Corps appelle à des instruments de financement « véritablement européens et permanents », au-delà du « NGEU »

MADRID, le 2 avril (EUROPA PRESSE) –

Le ministre de l'Économie, du Commerce et de l'Entreprise, Carlos Body, estime que l'Union européenne devrait disposer d'instruments de financement « véritablement européens » en permanence, au-delà de 2026, date à laquelle prendra fin la période de déploiement des fonds « Next Generation EU ».

« Le format, bien entendu, doit être défini dans le débat et au sein de l'Union », a déclaré le chef du ministère de l'Économie lors de la séance de contrôle du gouvernement au Sénat.

Carlos Body estime que la promotion du financement public national et européen est « particulièrement pertinente » pour fournir à l'UE des biens publics « véritablement » européens, tels que des projets de transport transfrontalier, de l'énergie, des télécommunications supranationales ou des investissements dans la durabilité environnementale.

« Au-delà de l'année 2026, au-delà de Next Generation, les besoins de financement et d'investissement persisteront et nous devons continuer à promouvoir la convergence des citoyens européens », a insisté le ministre.

Le sénateur du PNV, Luc Uribe-Etxebarria, a interrogé Corps sur la position du gouvernement concernant le soi-disant « Rapport Draghi » sur la compétitivité de l'Union européenne. « Face à une forte concurrence mondiale et au nouveau contexte géopolitique, la compétitivité ne peut jamais être considérée comme acquise », a-t-il prévenu.

En ce sens, le sénateur basque a demandé que l'on accorde une attention particulière au niveau politique le plus élevé à la compétitivité à long terme, qui nécessite « la dynamique conjointe de la société, des entreprises et des dirigeants politiques ».

Pour Corpus, la perte séculaire de compétitivité et de productivité au cours des dernières décennies dans l’UE est évidente. « C'est un diagnostic inquiétant pour l'Europe », a déclaré le ministre, après avoir souligné que l'Union était en retard sur des pays comme les Etats-Unis depuis les années 1990.

« On dit souvent que l'Europe est herbivore dans un monde de carnivores. Eh bien, nous devons bien sûr profiter des opportunités que nous aurons dans le futur car c'est un contexte très compétitif dans lequel nous allons fonctionner », a-t-il fait remarquer.

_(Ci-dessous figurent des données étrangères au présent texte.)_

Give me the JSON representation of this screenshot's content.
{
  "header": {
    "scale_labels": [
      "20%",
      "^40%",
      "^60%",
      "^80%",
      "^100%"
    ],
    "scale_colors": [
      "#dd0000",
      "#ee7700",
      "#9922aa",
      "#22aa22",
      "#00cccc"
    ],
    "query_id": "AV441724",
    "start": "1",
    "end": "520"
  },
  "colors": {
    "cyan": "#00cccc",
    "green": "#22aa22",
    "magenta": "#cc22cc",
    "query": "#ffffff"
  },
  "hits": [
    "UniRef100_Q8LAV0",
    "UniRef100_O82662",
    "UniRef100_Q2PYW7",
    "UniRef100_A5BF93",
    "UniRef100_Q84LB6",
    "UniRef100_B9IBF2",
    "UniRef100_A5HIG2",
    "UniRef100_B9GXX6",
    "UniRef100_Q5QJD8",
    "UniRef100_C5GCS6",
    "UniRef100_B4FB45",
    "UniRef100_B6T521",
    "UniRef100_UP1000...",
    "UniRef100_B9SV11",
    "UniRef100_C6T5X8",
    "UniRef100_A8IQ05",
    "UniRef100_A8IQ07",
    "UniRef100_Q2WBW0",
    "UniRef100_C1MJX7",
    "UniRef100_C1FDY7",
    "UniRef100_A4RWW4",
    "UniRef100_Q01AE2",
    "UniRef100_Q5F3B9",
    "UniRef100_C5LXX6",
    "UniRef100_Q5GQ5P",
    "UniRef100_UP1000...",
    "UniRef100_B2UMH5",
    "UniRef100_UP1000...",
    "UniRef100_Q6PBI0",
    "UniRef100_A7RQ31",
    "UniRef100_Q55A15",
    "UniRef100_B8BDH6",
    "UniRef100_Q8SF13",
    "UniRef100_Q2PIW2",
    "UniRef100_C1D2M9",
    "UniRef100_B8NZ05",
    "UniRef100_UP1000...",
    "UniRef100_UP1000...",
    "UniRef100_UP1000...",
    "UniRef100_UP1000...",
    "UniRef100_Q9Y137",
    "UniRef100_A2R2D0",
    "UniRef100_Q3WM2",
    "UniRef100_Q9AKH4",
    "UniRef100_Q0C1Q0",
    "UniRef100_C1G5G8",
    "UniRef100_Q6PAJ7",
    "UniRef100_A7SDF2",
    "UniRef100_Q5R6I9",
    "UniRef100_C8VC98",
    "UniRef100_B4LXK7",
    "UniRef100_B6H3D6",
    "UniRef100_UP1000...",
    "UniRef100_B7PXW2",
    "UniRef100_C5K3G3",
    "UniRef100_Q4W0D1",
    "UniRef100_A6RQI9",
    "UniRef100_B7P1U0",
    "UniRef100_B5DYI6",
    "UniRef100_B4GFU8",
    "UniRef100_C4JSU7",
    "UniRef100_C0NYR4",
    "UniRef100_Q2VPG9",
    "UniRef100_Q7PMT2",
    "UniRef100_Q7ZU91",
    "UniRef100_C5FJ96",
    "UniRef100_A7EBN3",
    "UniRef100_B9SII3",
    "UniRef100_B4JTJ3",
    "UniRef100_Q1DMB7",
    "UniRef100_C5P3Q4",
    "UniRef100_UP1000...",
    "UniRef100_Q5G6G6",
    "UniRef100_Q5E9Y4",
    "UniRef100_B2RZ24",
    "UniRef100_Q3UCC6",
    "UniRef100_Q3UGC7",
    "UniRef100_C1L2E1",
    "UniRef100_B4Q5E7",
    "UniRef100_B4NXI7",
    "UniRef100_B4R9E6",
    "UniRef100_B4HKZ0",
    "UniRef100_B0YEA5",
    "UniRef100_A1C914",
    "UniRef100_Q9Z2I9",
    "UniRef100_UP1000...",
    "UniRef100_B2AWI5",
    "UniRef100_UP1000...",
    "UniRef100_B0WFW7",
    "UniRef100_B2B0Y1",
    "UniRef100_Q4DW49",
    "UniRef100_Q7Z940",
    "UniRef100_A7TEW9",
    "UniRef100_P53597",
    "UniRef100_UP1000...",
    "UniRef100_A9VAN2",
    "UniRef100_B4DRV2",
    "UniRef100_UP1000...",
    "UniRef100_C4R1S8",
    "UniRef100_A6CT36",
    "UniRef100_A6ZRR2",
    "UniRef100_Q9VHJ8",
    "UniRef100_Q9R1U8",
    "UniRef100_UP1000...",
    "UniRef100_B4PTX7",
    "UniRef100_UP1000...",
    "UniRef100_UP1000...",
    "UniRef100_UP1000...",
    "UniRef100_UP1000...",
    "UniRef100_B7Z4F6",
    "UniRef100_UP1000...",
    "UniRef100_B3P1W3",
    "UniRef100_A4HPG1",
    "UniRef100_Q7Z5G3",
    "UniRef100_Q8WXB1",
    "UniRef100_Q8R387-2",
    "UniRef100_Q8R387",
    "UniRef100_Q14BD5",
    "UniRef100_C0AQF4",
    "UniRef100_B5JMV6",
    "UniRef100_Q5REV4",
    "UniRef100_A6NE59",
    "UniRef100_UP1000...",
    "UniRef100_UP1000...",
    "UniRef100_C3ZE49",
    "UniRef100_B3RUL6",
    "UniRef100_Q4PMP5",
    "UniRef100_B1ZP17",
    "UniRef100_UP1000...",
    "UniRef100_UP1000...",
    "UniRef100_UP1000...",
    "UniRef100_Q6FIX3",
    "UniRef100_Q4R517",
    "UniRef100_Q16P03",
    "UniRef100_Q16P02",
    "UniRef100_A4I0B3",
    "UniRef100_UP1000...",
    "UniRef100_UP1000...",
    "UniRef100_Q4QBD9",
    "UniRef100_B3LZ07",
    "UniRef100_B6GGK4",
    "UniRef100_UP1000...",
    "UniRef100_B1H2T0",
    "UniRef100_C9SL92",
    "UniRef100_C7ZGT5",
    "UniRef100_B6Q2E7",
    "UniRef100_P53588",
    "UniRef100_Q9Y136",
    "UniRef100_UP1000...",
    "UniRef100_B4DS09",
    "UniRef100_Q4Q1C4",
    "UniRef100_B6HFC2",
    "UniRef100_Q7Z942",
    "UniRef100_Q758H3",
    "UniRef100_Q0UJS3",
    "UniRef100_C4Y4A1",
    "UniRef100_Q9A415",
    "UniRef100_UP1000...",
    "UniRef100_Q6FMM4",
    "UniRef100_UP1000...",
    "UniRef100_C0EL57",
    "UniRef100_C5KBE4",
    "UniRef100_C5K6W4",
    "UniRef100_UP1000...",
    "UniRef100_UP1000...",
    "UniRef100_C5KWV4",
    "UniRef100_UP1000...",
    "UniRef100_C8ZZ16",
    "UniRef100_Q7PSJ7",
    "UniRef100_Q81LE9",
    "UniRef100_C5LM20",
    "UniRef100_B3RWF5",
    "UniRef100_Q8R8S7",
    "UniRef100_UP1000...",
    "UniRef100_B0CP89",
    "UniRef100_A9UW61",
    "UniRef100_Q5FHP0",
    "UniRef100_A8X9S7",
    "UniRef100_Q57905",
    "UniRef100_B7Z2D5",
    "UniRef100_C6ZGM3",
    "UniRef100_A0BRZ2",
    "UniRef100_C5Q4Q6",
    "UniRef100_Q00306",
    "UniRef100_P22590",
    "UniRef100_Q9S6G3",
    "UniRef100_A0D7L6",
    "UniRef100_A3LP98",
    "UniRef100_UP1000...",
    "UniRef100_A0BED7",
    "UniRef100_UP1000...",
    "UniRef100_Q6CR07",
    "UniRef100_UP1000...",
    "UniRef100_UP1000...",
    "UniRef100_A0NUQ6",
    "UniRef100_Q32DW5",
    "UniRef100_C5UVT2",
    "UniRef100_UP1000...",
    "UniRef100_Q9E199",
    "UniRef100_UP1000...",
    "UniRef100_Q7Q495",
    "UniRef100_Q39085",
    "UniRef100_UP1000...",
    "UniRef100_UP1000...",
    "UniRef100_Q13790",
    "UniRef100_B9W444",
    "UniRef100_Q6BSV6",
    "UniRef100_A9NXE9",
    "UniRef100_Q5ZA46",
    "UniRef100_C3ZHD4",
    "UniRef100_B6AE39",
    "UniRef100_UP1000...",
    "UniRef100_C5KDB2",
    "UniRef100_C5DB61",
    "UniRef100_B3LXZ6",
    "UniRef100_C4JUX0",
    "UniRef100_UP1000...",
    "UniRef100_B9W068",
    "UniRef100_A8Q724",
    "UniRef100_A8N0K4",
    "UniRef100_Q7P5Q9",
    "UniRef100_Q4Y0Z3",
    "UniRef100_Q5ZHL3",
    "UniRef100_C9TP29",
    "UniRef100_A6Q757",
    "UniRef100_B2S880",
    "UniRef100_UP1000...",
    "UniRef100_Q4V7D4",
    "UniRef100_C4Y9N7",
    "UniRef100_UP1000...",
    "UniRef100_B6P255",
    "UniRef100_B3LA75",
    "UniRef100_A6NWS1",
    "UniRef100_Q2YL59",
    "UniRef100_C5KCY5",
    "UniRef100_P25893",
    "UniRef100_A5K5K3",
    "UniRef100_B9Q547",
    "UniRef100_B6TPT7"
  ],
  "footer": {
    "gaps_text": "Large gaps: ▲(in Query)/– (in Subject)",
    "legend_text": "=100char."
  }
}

Face à un contexte de transitions, de défis à moyen terme qui nécessitent le développement d'une stratégie favorisant la compétitivité, le ministre considère que l'Union européenne a « une opportunité unique » de définir ce que l'Union européenne veut être à l'avenir. « Les résultats des prochaines élections européennes du 9 juin seront également déterminants à cet égard », a-t-il souligné.

Parmi les aspects que le ministre considère comme « prioritaires », figurent le renforcement du marché unique ou l'actualisation et l'amélioration de la politique commune de concurrence, la révision de la réglementation des aides d'État dans le but de promouvoir des industries clés pour la sécurité économique sans remettre en cause la une véritable cohésion entre les régions européennes.

En outre, il a insisté sur la nécessité de s’engager en faveur d’une réglementation plus intelligente et d’améliorer la capacité des entreprises à se conformer aux exigences réglementaires au niveau européen. « Nous devons profiter des nouvelles opportunités que nous offrent, par exemple, la numérisation et, surtout, l'intelligence artificielle pour essayer d'offrir des solutions innovantes à nos entreprises », a-t-il insisté.

Cependant, le ministre a souligné que l'engagement du gouvernement espagnol en faveur de la modernisation de l'Union « est indéniable ». « C'est ainsi que nous continuerons à avancer », a-t-il assuré.